L’harmonie des relations internationales et ses limites

Mais, si le discours officiel reste policé, mesuré et prudent, il n’écarte pas les pressions en sous main, éventuellement assorties de menaces directes (cf. le raidissement chinois après l’essai nucléaire nord-coréen en octobre 2006). Il n’exclut pas non plus que Pékin se joigne aux Occidentaux pour voter des sanctions contre l’Iran, commence à prendre ses distances avec le Zimbabwe, ou fasse pression sur les autorités soudanaises pour les obliger à accepter une intervention des casques bleus de l’ONU et de l’OUA. Après avoir longtemps milité aux côtés des peuples du Sud, parfois de manière agressive, revendiquant contre l’URSS la direction de « la révolution mondiale prolétarienne », la Chine s’est aujourd’hui replacée dans une position intermédiaire, adoptant souvent une attitude d’arbitre qu’elle assume assez bien, même si le ton moralisateur qu’elle adopte parfois agace ceux qui savent bien que les pressions militaires sont aussi une des clés des succès diplomatiques.

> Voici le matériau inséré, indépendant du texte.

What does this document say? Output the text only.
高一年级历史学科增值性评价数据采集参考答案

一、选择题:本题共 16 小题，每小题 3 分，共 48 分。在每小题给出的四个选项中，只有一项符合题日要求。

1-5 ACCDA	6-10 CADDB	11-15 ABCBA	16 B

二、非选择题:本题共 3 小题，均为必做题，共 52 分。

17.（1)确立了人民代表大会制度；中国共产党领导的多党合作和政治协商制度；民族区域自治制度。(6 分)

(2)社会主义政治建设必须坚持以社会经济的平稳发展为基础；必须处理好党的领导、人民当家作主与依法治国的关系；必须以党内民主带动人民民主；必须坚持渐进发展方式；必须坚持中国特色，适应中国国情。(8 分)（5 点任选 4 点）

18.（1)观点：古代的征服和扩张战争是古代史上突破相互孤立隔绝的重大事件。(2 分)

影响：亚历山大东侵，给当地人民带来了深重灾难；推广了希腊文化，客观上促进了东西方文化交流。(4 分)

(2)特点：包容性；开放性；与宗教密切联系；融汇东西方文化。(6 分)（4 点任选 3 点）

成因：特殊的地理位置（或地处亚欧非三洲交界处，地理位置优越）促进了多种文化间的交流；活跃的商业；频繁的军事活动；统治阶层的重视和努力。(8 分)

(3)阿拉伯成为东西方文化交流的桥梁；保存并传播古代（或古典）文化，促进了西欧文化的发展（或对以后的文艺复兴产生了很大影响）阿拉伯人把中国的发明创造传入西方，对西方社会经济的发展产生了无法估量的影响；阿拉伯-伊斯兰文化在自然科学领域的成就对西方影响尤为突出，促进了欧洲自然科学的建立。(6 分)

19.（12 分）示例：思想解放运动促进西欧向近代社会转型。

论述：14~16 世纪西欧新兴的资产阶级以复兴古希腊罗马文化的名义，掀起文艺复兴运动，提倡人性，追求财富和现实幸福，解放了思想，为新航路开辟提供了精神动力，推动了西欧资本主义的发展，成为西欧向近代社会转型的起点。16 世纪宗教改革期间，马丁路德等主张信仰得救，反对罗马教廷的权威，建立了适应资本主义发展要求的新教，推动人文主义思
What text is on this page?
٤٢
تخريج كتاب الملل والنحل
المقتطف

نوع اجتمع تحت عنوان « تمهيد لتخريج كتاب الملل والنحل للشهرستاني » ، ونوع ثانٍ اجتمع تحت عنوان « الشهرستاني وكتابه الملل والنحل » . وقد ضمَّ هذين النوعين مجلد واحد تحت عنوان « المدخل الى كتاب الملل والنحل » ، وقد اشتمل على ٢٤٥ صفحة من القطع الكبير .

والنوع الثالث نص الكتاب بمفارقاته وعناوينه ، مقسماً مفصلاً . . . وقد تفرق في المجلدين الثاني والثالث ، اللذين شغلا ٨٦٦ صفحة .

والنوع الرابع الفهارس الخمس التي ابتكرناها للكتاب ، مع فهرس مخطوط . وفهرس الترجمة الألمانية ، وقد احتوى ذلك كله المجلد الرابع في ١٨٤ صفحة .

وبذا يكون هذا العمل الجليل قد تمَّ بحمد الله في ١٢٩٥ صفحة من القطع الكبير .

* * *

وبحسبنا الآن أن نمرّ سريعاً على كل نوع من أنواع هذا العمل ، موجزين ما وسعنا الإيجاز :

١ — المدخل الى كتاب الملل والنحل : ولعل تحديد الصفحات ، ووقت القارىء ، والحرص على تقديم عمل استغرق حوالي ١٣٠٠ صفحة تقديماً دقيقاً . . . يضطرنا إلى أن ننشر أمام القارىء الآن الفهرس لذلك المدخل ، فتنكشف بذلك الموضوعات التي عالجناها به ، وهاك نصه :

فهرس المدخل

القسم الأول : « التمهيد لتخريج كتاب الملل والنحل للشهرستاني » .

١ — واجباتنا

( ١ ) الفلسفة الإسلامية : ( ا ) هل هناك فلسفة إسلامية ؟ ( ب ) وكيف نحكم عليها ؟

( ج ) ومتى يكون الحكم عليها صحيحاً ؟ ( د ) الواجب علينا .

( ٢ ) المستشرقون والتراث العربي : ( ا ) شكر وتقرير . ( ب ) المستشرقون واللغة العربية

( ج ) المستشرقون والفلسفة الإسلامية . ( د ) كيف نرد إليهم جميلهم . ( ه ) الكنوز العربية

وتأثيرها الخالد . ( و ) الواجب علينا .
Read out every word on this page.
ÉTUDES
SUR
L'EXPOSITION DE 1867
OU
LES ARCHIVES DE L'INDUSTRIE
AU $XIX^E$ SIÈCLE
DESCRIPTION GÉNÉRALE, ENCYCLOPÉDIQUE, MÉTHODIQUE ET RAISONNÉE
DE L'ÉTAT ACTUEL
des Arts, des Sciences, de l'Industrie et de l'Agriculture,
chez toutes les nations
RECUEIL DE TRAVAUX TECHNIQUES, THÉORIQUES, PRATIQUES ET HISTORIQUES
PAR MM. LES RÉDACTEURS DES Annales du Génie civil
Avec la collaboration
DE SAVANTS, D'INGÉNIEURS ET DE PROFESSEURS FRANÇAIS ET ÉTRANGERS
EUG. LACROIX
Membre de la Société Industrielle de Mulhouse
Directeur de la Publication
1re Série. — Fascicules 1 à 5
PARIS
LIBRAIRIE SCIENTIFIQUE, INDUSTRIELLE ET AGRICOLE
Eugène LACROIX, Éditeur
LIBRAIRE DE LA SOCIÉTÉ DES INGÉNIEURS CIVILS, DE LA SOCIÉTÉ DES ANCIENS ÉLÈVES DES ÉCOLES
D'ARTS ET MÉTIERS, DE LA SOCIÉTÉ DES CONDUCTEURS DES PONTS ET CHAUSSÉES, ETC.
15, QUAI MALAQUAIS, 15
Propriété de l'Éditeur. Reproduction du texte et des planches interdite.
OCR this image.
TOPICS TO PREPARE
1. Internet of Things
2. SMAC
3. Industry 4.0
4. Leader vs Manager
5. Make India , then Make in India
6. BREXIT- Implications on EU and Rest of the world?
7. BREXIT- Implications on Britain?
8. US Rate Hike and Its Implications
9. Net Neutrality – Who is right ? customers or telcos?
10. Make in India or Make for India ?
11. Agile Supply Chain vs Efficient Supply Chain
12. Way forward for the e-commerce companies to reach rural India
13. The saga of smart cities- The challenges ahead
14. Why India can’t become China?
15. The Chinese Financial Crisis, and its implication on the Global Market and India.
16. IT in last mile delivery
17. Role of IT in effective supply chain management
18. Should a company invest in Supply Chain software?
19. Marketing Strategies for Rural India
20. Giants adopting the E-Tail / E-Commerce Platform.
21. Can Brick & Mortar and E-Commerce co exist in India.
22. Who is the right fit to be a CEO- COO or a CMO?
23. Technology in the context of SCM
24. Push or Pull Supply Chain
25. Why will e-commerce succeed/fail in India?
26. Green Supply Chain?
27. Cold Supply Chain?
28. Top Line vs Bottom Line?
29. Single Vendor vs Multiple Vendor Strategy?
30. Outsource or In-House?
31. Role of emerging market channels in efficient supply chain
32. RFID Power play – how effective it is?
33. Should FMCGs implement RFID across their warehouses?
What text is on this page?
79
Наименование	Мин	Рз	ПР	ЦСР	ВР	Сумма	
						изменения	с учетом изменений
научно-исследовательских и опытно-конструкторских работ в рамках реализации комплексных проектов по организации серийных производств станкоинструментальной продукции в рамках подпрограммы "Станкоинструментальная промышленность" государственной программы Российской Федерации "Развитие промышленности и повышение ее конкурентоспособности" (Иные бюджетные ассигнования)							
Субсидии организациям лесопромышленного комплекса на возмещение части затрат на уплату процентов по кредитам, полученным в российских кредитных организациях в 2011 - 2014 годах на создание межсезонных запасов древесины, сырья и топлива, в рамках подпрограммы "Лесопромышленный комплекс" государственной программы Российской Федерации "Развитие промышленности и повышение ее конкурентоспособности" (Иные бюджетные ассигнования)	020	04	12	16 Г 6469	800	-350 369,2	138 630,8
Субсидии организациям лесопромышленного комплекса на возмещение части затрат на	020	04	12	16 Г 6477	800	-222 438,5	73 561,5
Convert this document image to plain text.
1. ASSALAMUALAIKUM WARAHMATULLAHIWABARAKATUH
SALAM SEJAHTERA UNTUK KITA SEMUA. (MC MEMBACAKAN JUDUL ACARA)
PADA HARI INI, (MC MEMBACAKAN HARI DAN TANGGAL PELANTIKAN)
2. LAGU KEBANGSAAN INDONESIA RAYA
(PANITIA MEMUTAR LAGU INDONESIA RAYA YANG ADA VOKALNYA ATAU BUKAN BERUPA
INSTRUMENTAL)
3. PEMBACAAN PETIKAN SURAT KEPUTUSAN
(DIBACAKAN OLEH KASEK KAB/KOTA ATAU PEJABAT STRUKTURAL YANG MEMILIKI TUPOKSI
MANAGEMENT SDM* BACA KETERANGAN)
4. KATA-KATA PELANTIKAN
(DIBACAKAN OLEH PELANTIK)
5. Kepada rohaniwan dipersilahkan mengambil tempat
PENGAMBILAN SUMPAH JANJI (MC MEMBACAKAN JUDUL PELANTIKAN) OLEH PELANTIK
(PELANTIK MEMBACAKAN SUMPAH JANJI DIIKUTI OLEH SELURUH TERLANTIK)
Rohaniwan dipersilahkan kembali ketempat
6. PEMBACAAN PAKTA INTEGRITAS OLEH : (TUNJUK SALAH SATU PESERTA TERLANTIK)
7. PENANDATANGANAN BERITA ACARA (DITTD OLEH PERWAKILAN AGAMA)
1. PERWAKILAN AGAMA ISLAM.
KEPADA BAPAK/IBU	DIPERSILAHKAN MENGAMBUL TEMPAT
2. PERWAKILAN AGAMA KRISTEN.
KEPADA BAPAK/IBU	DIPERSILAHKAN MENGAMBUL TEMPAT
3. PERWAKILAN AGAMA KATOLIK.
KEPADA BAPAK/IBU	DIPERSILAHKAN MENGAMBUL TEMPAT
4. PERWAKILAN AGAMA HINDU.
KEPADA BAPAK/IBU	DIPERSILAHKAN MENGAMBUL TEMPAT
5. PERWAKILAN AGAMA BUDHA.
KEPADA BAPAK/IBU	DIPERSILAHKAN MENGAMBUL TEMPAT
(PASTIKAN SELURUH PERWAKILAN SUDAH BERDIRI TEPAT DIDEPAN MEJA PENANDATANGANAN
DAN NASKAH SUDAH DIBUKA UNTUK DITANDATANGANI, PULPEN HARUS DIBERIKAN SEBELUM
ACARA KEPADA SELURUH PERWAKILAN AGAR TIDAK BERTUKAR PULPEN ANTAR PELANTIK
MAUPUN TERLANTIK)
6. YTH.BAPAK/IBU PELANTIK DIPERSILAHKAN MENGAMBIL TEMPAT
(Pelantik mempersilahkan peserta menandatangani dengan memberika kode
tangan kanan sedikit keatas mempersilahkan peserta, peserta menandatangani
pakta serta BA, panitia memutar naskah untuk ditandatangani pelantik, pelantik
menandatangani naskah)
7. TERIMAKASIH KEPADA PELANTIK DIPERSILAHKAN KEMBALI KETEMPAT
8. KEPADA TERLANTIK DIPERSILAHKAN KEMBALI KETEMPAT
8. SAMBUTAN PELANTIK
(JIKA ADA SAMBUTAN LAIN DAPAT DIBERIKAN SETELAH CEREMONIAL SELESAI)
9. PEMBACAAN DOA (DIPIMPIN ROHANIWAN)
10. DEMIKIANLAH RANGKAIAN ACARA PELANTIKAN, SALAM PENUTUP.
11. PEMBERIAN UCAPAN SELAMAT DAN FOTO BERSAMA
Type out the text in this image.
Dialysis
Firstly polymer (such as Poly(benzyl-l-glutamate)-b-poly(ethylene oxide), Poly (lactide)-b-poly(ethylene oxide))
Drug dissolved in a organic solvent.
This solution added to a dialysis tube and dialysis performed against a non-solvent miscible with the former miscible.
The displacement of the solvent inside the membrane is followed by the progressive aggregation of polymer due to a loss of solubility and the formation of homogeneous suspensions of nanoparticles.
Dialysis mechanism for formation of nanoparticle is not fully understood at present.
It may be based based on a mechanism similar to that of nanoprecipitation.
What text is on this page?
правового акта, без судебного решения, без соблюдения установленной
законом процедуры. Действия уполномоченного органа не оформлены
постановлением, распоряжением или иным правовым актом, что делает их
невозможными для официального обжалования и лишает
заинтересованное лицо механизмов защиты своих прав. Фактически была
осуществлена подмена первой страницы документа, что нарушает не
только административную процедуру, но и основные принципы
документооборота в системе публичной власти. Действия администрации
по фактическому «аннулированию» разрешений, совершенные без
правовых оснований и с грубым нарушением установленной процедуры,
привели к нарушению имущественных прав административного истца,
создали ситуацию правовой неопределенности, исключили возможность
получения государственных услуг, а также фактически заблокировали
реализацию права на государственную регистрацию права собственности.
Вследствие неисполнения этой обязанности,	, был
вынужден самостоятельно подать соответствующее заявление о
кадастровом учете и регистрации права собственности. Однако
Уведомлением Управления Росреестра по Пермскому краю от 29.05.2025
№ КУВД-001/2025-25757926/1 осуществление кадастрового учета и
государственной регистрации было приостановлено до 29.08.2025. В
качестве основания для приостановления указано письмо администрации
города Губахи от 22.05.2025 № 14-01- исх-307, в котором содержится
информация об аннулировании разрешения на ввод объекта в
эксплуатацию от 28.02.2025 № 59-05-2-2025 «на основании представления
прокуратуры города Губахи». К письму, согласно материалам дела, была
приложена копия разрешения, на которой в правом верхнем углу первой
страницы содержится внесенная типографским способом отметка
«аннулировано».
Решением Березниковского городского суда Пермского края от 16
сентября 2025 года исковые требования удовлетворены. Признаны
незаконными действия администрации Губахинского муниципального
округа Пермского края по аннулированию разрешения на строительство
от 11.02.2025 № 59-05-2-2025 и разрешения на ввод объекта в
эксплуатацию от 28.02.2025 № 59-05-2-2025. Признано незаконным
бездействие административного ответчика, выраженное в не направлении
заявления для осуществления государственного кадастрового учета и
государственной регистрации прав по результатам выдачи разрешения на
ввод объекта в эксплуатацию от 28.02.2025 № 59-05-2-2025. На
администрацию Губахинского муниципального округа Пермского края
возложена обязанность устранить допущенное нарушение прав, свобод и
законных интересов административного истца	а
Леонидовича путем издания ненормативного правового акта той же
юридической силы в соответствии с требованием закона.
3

Enfin, son implication dans les affaires du monde vient de franchir un degré supplémentaire avec la nomination du Général chinois Zhao Jingming à la tête de la mission de l’ONU pour l’organisation d’un référendum au Sahara occidental. Au Soudan, joignant le geste à la parole, Pékin a dépêché en précurseur une unité du génie, chargée de reconstruire les infrastructures routières.

Mais avec la question birmane Pékin est aujourd’hui confronté, dans sa périphérie rapprochée, à un dilemme d’une toute autre nature. La contestation assez radicale du pouvoir birman par les moines bouddhistes, bénéficiant du soutien de la communauté internationale et de la population opprimée par la junte, crée une situation très sensible. Les relations de Pékin avec la Junte birmane sont en effet à ce point étroites (coopérations militaires, économiques et commerciales très importantes) que le PCC subirait les effets négatifs d’une répression brutale des moines, dans un contexte où sa propre situation des droits de l’homme est toujours montrée du doigt et où les commerçants chinois installés en Birmanie, à la frontière du Yunnan, font déjà l’objet de méfiances xénophobes.

Par ailleurs, un renversement de la junte, que beaucoup appellent de leurs voeux, débouchant, sous la pression internationale, sur la mise en place d’un système politique plus ouvert, créerait aux porte mêmes de la Chine une situation également dangereuse pour Pékin : on aurait en effet abouti à la mise à bas d’un régime, certes brutal et cynique, mais avec lequel Pékin entretient des liens privilégiés. Un développement auquel le PCC n’est pas prêt à apporter son soutien, au nom du principe de non ingérence, qui renvoie aussi à ses propres craintes d’un interférence dans ses affaires.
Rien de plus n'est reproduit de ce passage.